What would it feel like to step onto the pitch of football's biggest stage? To feel the swell of pride as your team worked together to win it all? To score the winning goal? And to bring home a world title for your country?
This is what the 1999 US Women's National Team—the legendary '99ers—accomplished. The dramatic, incredible, guts-and-glory-filled victory instantly became a top moment in US sport history in terms of impact. While the victory was years—decades, really—in the making, the '99ers minted a whole new generation of female footballers across the world.

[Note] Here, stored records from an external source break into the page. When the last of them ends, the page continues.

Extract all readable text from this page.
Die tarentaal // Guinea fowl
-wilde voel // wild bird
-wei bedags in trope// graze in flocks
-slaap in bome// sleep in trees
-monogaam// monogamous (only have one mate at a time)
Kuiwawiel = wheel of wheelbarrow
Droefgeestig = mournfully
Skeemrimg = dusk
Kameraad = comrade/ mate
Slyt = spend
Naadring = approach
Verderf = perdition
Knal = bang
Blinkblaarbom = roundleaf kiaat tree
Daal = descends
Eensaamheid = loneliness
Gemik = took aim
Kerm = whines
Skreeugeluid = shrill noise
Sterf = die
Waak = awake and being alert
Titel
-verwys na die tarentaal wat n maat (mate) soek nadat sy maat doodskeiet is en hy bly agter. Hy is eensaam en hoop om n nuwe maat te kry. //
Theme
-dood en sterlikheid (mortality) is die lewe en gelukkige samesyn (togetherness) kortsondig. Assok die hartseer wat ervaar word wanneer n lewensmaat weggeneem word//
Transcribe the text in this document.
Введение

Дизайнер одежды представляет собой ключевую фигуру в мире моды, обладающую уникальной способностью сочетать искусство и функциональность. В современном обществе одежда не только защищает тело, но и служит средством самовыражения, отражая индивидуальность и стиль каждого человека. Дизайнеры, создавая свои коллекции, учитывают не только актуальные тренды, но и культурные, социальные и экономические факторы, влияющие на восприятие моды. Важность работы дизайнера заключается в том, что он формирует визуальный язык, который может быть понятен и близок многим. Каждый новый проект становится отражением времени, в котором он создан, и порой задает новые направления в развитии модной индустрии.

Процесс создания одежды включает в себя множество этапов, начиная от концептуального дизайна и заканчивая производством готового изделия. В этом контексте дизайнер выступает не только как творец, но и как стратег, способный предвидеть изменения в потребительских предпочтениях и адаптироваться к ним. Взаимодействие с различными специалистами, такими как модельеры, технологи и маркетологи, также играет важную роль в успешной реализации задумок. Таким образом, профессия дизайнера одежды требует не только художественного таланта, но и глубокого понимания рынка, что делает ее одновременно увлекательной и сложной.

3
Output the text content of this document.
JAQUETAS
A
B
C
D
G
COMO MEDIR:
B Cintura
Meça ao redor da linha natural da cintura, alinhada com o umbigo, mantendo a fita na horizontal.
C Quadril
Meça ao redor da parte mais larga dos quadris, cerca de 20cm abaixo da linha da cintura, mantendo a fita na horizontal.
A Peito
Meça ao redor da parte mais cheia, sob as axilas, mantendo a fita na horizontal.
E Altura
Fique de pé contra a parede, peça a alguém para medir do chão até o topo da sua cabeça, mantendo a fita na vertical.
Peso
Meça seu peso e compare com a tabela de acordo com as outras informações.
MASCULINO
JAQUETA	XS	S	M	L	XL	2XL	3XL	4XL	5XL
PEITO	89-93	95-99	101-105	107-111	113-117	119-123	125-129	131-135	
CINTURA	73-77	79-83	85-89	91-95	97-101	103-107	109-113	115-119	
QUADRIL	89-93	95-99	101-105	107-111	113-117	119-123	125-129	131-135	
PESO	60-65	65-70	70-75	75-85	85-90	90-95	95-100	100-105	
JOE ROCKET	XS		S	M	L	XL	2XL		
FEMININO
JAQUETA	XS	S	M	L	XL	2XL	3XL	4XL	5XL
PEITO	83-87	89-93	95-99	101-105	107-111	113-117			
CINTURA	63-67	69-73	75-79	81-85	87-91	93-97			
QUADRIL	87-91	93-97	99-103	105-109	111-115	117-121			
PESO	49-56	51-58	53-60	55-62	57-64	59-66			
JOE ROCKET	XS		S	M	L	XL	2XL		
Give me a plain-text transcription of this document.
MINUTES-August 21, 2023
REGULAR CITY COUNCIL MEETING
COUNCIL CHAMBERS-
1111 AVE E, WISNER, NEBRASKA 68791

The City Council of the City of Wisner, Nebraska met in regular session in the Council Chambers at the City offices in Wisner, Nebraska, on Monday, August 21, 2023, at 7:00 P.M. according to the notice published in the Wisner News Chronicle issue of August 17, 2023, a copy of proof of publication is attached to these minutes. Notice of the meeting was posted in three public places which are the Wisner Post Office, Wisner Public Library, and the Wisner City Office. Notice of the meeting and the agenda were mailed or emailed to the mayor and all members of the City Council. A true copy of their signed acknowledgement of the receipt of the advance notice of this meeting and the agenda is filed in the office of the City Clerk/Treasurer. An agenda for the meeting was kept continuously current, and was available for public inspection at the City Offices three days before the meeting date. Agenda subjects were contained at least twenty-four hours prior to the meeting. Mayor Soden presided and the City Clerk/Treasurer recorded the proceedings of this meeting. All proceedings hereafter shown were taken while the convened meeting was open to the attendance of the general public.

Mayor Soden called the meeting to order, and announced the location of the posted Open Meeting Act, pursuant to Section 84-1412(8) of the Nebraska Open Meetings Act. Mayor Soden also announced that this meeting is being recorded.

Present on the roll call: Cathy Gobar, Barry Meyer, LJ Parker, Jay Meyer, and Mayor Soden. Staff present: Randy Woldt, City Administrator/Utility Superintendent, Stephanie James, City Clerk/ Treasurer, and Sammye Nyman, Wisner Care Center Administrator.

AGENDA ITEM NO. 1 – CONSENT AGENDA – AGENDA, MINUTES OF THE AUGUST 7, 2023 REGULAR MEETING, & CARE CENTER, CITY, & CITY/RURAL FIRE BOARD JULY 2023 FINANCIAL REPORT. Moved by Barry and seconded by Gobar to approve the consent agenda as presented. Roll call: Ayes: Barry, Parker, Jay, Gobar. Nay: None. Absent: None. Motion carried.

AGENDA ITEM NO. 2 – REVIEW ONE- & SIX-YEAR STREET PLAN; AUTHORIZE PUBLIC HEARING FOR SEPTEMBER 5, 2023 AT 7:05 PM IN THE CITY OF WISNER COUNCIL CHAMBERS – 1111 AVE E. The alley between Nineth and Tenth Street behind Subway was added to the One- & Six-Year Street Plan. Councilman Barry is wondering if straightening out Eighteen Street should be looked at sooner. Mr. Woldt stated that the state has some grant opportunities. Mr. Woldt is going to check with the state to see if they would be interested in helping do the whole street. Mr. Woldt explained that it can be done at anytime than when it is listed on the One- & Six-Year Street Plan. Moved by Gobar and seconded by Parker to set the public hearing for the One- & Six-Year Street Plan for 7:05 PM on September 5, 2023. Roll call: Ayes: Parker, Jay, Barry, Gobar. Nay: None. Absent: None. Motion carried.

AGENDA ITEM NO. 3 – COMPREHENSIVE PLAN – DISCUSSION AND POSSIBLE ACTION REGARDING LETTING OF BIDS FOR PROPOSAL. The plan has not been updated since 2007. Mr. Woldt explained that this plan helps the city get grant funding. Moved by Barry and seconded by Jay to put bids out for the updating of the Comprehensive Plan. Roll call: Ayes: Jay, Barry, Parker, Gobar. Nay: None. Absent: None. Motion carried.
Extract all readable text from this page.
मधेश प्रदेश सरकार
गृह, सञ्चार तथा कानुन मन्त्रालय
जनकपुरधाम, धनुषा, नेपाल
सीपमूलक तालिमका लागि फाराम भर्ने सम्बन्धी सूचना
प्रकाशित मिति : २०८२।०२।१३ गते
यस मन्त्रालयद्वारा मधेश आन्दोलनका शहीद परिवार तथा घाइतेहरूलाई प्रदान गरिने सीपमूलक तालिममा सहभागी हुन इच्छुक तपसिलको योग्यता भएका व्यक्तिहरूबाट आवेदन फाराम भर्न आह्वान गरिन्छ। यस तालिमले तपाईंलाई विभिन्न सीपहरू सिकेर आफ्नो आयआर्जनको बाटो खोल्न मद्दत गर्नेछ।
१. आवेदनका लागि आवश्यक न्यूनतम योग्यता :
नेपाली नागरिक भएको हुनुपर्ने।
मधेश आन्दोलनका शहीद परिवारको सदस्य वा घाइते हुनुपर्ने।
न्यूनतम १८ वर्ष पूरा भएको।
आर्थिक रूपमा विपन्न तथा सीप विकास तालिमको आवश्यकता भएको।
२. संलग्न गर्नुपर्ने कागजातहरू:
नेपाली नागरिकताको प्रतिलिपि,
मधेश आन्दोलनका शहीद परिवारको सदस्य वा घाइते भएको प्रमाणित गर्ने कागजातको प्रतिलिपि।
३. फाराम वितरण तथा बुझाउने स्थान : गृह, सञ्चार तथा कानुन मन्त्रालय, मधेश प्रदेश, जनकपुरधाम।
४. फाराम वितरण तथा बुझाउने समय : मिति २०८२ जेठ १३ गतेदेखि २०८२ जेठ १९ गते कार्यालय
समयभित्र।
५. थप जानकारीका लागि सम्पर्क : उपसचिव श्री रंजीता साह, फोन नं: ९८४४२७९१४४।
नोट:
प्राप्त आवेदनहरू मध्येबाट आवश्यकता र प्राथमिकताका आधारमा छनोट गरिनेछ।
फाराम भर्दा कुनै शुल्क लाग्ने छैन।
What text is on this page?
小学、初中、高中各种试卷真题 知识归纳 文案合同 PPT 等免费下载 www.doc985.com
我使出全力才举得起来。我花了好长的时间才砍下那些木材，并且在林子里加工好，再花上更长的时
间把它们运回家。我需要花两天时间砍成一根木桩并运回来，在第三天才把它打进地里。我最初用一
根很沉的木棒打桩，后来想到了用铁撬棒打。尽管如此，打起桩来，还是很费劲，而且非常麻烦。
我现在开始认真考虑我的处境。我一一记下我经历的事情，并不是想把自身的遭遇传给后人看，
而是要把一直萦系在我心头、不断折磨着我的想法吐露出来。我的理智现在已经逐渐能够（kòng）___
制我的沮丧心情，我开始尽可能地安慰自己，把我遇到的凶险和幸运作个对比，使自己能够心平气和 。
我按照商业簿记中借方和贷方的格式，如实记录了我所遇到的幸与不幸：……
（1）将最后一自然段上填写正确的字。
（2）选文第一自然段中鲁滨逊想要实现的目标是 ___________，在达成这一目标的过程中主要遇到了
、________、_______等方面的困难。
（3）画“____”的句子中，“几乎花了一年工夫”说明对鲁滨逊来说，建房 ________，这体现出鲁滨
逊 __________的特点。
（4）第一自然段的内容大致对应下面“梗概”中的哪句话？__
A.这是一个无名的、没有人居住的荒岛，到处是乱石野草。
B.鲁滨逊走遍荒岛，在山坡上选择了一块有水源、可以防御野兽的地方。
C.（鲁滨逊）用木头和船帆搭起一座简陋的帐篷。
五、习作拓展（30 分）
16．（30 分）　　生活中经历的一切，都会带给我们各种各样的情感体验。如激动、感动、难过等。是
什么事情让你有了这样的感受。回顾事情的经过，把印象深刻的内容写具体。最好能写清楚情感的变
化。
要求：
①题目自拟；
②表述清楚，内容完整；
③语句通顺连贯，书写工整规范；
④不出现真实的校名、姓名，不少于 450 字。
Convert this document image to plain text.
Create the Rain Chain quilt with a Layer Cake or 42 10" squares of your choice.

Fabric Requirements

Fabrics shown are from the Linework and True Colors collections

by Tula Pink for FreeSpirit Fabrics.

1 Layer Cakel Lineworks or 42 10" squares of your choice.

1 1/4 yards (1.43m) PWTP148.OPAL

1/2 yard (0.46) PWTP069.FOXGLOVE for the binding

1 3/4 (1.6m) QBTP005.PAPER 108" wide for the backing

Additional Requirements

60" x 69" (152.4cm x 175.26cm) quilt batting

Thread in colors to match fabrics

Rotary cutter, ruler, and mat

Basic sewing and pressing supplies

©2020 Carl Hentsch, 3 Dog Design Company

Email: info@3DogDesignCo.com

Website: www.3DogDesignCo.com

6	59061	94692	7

Leading up to the USWNT's historic victory in 1999, there were limited opportunities for female footballers to go pro. It wasn't until 1950 that the first organised women's football league was formed in the United States with a grand total of four teams. In 1972, with the passing of Title IX, women's football blossomed in the US, becoming an increasingly popular sport and recreation. But it wasn't until 1985 that US Football officially formed the USWNT.
By 1999, the team had come into its own, with a bright young star from Selma, Alabama—Mia Hamm, who became Nike's first female football athlete in 1994. With the spotlight on and a battle-tested team in place, the USWNT was ready to shine on football's biggest stage. On 10 July 1999, one team would make history, in an event that came to symbolise so much more than a game.
The game itself was an absolute back-and-forth grind; after regulation and overtime, the score was still 0-0, which meant the game would go to penalty kicks. The final sequence, where the USWNT emerged victorious 5–4 after Brandi Chastain's historic final strike, became one of the most triumphant announcements in the history of US sport.
Despite being an American team, the USWNT's influence extends across the globe. More young women are on the pitch and more athletes fight for equity. The '99ers represented a movement that began in 1972, with Title IX. Now, they're part of something much larger, as the next generation takes the reigns on defining the next era of their legacy.